(time.com/business/) -- Last week’s IPO of Trulia, an Internet real-estate listings site, was a smashing success for investors, as the stock traded up 41% to close at $24 per share, according to Marketwatch.
The price gives the company a price-earnings ratio of … wait, you can’t get a price-earnings ratio on a negative number, can you?
In truth, San Francisco-based Trulia has so far been profitless. And while its revenues of $29 million for the six months ending June 30 have nearly doubled from a year ago, the firm’s loss of $7.6 million for the first half of the year is nearly triple its loss of $2.6 million for the same period last year.
The pattern is similar to that of another listings aggregator: Zillow, which IPO’d in July of last year, with a home-run 79% increase in stock price on its first day. When Zillow debuted on the Nasdaq Stock Exchange, it, too, was running at a loss, of $6.8 million dollars during the prior year. (The company has since turned a tiny profit.)
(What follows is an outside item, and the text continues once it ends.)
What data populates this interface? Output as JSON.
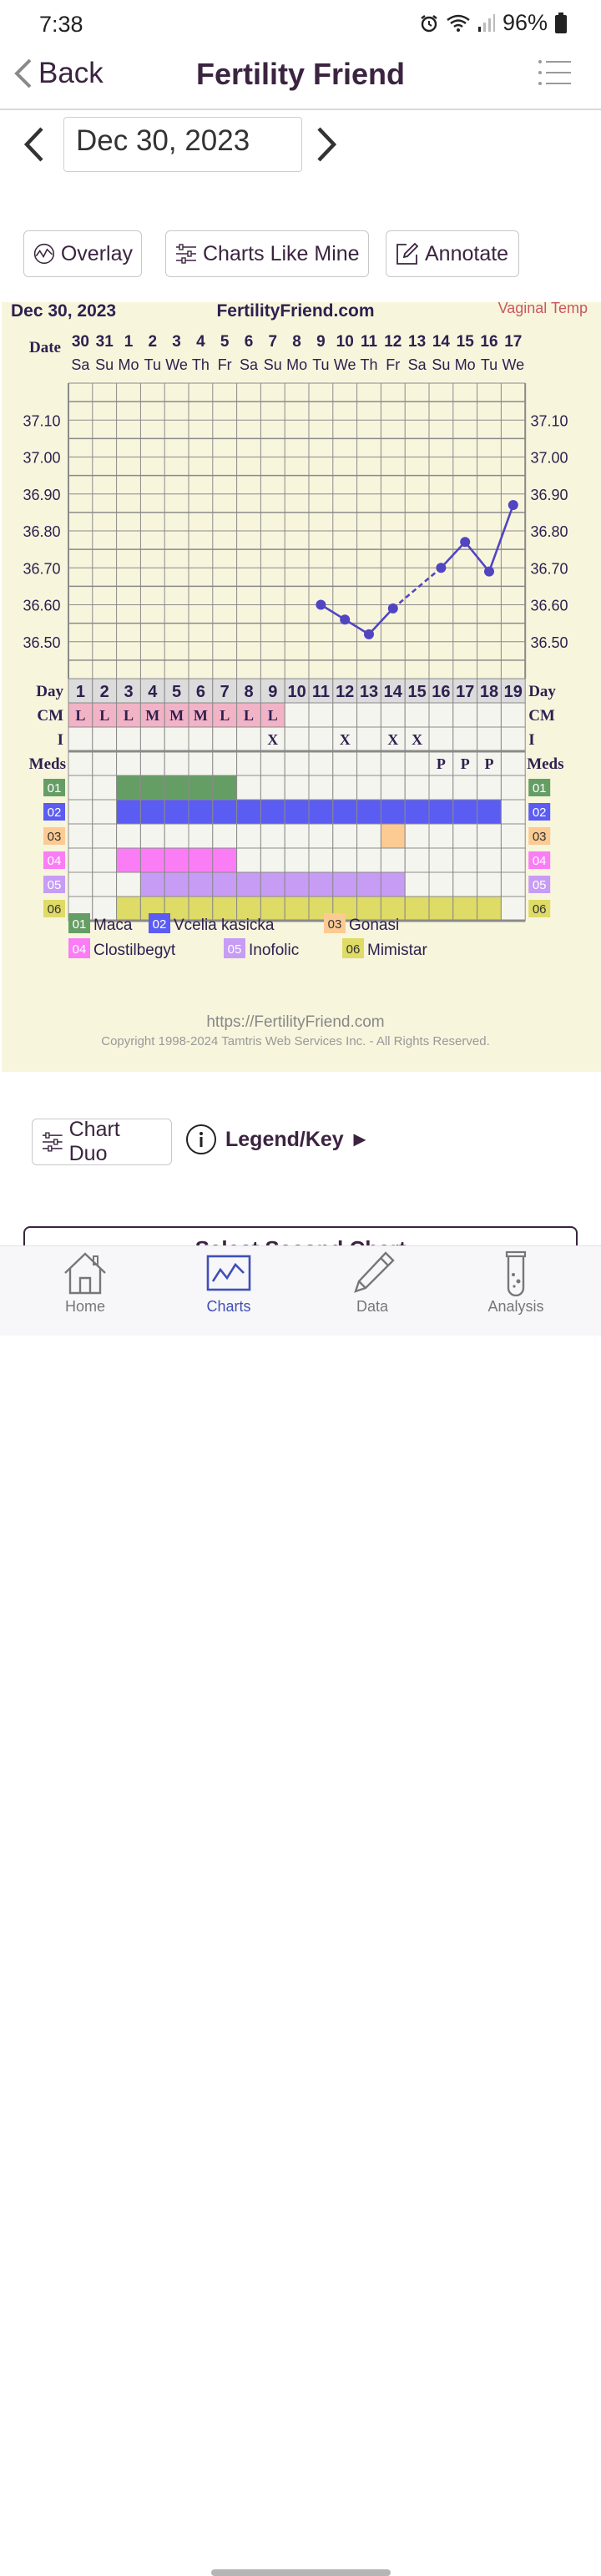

So why do investors love these stocks? In a world where Facebook stock has been pummeled (down some 39% from its IPO price in May, according to the San Francisco Chronicle) it’s probably not a love of all things social media. The housing market is not currently go-go either. Real estate fundamentals are warming — but only oh-so-slightly. The Federal Housing Price Index shows home prices up 3.0% in the second quarter from a year before, good news but hardly enough to offset the slump since 2006.